Insomniac City Book Review – The Literary Edit

Some of my favorite books are set in the Big Apple – A Little Life, Places I Stopped At on the Way Home, The Catcher in the Rye, The Goldfinch – but it wasn’t until about a month ago that I first heard about Insomniac City by Bill Hayes. In one of the many Facebook groups I’m just a member of to discuss an unwavering passion for books, someone asked, “What’s your favorite book in New York?” and a number of people named Insomniac City as one of them. When I found a used hardcover edition at Gertrude + Alice, I quickly added it to my growing collection of unread books and spent a balmy afternoon on Bronte Beach reading it cover to cover.

Insomniac City Book Review

The kind of books that instantly take you to another time and city, from the moment I started Insomniac City, I didn’t want it to end. A beautiful portrayal of two of Bill’s great loves – Oliver Sacks and New York City – Insomniac City, a beautiful collection of vignettes from his time in the Big Apple, and both the insignificant and notable moments that were put together to create his tapestry Time there.

A representation of both the tender and the destructive nature of love; An example of the often simple and complex beauty of human life, Insomniac City is an intricately woven portrait of New York’s mesmerizing urban jungle. It’s a celebration of love. in all of its many forms. From unimportant meetings with strangers on the sidewalk to silhouettes of his time with Oscar, Insomniac City pays homage to everyday life and the ordinary that sit so neatly next to the moments and memories that change our beings.

I have already quoted my favorite part of his memoir in a post I wrote about my 5th Australian anniversary. But I’ll leave it here again As someone who has often dreamed of writing a book about my time Down Under, perhaps the most relevant line to me was when Hayes wrote about his need to leave New York to write about it. It is a term that I have thought about at times when looking at my own collection of words that were not written about Sydney. He also wrote about talking to his former agent, Wendy, who once said about New York that she loved it so much that she couldn’t stand the thought that it would go on without her. “Yet,” he wrote, “the thought of leaving it, knowing how much I would miss it, is too painful to think about.” A feeling that is so exquisitely applicable to anyone who has had a great love affair with a city, similar to mine with Sydney.

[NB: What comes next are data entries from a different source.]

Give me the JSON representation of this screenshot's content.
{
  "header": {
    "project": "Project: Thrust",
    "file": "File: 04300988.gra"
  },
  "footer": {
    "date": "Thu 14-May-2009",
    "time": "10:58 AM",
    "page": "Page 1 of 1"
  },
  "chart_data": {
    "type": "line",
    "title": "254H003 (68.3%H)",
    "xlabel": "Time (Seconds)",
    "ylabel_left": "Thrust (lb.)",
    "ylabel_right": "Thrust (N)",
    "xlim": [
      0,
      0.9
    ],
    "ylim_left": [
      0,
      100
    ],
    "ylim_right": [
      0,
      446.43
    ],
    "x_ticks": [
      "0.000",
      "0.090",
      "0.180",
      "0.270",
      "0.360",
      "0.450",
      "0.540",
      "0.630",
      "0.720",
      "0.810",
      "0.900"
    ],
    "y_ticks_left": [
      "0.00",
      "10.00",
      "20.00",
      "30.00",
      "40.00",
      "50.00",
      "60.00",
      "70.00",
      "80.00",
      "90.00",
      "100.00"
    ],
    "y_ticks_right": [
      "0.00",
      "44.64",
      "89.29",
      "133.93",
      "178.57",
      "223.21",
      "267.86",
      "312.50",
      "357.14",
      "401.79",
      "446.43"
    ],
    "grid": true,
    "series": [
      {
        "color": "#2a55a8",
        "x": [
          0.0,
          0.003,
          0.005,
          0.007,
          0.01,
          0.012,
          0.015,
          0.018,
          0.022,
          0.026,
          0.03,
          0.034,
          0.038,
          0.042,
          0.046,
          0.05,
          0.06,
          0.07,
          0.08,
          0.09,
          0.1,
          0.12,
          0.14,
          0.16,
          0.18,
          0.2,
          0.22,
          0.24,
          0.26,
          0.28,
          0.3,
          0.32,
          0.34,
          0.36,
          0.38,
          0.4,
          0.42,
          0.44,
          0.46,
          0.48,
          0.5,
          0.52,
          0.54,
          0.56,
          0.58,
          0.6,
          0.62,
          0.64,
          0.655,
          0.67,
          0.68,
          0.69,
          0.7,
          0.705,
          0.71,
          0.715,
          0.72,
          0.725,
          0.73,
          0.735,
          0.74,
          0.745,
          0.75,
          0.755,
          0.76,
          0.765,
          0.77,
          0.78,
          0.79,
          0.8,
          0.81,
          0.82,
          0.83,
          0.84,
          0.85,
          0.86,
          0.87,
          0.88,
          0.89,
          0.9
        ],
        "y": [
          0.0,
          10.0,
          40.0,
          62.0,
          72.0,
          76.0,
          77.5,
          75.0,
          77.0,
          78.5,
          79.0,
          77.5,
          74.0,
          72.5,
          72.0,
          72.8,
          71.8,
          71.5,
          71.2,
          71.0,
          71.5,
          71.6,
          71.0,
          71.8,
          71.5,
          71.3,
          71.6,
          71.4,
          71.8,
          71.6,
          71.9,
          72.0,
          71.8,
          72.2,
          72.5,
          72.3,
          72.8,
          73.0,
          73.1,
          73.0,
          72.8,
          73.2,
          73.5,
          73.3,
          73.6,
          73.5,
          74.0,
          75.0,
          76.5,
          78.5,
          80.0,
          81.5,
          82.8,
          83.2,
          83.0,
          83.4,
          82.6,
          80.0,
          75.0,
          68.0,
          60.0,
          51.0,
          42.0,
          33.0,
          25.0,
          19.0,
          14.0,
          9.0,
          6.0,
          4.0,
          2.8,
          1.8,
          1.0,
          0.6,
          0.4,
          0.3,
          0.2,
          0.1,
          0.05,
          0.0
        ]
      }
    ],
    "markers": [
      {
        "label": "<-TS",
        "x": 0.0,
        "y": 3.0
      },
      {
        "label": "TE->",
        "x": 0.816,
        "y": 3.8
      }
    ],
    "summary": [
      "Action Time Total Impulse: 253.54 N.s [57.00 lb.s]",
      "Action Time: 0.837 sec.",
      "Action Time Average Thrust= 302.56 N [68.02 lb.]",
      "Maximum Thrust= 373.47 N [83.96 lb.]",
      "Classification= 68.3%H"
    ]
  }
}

Affectionate, moving, heartbreaking, and beautifully watched, this prosa-rich story is an ode, laudation, and love letter to the city – and the man – who stole Bill Hayes’ heart.

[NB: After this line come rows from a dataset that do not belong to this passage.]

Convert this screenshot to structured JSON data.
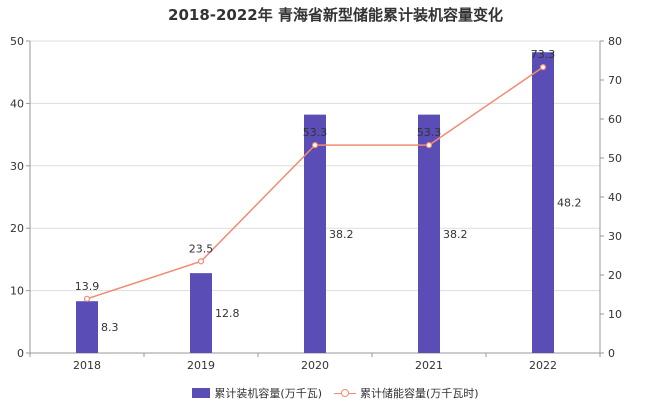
{
  "chart_data": {
    "type": "bar",
    "title": "2018-2022年 青海省新型储能累计装机容量变化",
    "categories": [
      "2018",
      "2019",
      "2020",
      "2021",
      "2022"
    ],
    "y_left": {
      "ylim": [
        0,
        50
      ],
      "ticks": [
        "0",
        "10",
        "20",
        "30",
        "40",
        "50"
      ]
    },
    "y_right": {
      "ylim": [
        0,
        80
      ],
      "ticks": [
        "0",
        "10",
        "20",
        "30",
        "40",
        "50",
        "60",
        "70",
        "80"
      ]
    },
    "series": [
      {
        "name": "累计装机容量(万千瓦)",
        "type": "bar",
        "axis": "left",
        "values": [
          8.3,
          12.8,
          38.2,
          38.2,
          48.2
        ],
        "labels": [
          "8.3",
          "12.8",
          "38.2",
          "38.2",
          "48.2"
        ],
        "color": "#5b4db6"
      },
      {
        "name": "累计储能容量(万千瓦时)",
        "type": "line",
        "axis": "right",
        "values": [
          13.9,
          23.5,
          53.3,
          53.3,
          73.3
        ],
        "labels": [
          "13.9",
          "23.5",
          "53.3",
          "53.3",
          "73.3"
        ],
        "color": "#f28b72"
      }
    ],
    "grid": true,
    "legend": "bottom"
  }
}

Buy Insomniac City from Waterstones, Amazon, or Amazon AU.

Insomniac City summary

Bill Hayes came to New York City in 2009 on a one-way ticket and only had a vague idea of ​​how he would get along. But when he was forty-eight and had spent decades in San Francisco, he longed for change. He mourned the death of his partner and quickly discovered the deep comfort of the city’s incessant rhythms, the sight of the Empire State Building against the night sky and New Yorkers themselves, kindred spirits whom Hayes, a lifelong insomniac, met late. Night walks with his camera.

And he unexpectedly fell in love again with his friend and neighbor, the writer and neurologist Oliver Sacks, whose exuberance – “I don’t fear death so much as I waste my life,” he tells Hayes early on – is recorded in vignettes while. What comes out is a portrait of Sacks in his most personal and lovable form, from falling in love at the age of seventy-five to illness and death (Sacks died of cancer in August 2015).

Bill Hayes author bio

Bill Hayes, who has received a Guggenheim Fellowship in non-fiction, is a regular contributor to the New York Times and is the author of several books.

As a photographer and writer, his photos have appeared in The New Yorker, Vanity Fair, Granta, the New York Times and the CBS Evening News. His portraits of his partner, the late Oliver Sacks, appear in the most recent collection of Dr. Sacks suite of recent gratitude essays.

Hayes was visiting scholar at the American Academy in Rome, received a scholarship from the Leon Levy Foundation and resident writer at the Blue Mountain Center. He has also been visiting professor at Stanford, NYU, UCSF, the University of Virginia, and the New York Academy of Medicine.

More Bill Hayes books

If You Loved Insomniac City, You Might Also Like: The Anatomist: A True Story of Gray’s Anatomy, Five Quarts: A Personal and Natural History of Blood, Sleep Demons: An Insomniac’s Memories, How New York Breaks Your Heart, Like Us Now live: Scenes from the pandemic, drunk and disordered: Bill Hayes Story; Devon to Australia through the bottom of a glass.